The conversation also touched on the need to address system-level inefficiencies and optimize energy use through smarter technologies and better operational practices.
Speakers:
• Tran Anh Xuan, Business Director Motion Business, ABB Vietnam
• Bruno Lhopiteau, Managing Director, Bluebee Tech
• Adrian Lim Hock Heng, COO (Projects), KJTS Group
• Peter Lundberg, Executice Director, Director, APUEA (Moderator)
6 November – Vietnam’s Net-Zero Journey: Turning Ambition into Action
The second session shifted focus to implementation—examining how Vietnam can translate its net-zero ambitions into concrete actions.
Speakers highlighted the importance of integrating renewable energy with grid modernization, advancing electrification, and deploying digital and district energy solutions to support scalable decarbonization.

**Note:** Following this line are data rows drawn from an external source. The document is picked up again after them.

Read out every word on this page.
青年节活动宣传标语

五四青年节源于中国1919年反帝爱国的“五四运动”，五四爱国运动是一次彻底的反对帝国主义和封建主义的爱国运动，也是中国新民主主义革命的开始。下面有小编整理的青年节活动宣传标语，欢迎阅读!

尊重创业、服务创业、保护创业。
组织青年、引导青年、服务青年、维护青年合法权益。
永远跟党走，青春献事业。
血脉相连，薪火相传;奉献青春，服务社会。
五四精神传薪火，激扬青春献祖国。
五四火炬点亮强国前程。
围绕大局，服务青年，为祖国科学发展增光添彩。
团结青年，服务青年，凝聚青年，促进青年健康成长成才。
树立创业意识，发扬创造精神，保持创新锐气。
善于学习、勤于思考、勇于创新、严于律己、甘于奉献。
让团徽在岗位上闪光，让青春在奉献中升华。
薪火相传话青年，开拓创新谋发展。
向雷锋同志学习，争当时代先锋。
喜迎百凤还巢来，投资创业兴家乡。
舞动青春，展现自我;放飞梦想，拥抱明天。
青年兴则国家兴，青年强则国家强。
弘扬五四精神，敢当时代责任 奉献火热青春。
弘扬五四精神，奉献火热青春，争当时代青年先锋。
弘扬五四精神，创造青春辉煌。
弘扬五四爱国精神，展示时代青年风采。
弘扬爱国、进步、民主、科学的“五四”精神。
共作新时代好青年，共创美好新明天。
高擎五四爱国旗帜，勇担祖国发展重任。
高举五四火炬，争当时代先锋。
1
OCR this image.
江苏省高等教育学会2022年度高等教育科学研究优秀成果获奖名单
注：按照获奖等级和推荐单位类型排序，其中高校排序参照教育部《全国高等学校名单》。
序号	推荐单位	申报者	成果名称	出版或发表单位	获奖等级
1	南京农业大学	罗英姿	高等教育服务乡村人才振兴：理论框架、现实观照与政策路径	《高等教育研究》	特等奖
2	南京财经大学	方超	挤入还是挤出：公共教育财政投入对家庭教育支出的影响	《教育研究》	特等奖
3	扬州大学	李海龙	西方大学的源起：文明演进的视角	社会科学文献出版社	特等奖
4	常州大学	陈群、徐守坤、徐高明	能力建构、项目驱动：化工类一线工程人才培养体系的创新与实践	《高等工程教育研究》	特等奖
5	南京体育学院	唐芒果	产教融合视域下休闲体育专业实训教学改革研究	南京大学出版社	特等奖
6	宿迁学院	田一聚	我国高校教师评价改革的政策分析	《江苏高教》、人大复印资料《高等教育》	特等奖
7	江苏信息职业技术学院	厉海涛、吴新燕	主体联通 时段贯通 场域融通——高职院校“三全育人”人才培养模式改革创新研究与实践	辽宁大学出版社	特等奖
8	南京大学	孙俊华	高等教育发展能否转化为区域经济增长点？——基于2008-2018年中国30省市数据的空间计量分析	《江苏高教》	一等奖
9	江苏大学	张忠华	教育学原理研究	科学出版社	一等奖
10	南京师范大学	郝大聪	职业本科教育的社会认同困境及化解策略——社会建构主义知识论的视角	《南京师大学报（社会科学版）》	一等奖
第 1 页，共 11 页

The discussion also underscored the importance of regulatory clarity, financing mechanisms, and cross-sector collaboration to enable long-term success.
Speakers:
• Le Thao Thi Thanh, United Nations Industrial Development Organization (UNIDO)
• Thomas Jakobsen, Managing Director, Indochina Energy Partners
• Guan Xin, Overseas Director, XPEE Co Ltd
• Hoang Pham (James), Managing Partner (Lawyer), VSE Lawyers Limited Liability Law Company
• Peter Lundberg, Executice Director, APUEA (Moderator)
APUEA extends its sincere appreciation to all speakers and participants for their valuable contributions and active engagement, which helped create dynamic and insightful discussions. Special thanks are also due to our co-hosts, Informa Markets Vietnam and The Center for Energy Information and Electricity Market Development (EAVCED), for their strong collaboration.
As Vietnam continues its energy transition journey, APUEA remains committed to supporting cities and countries across the region in advancing sustainable, efficient, and resilient energy systems.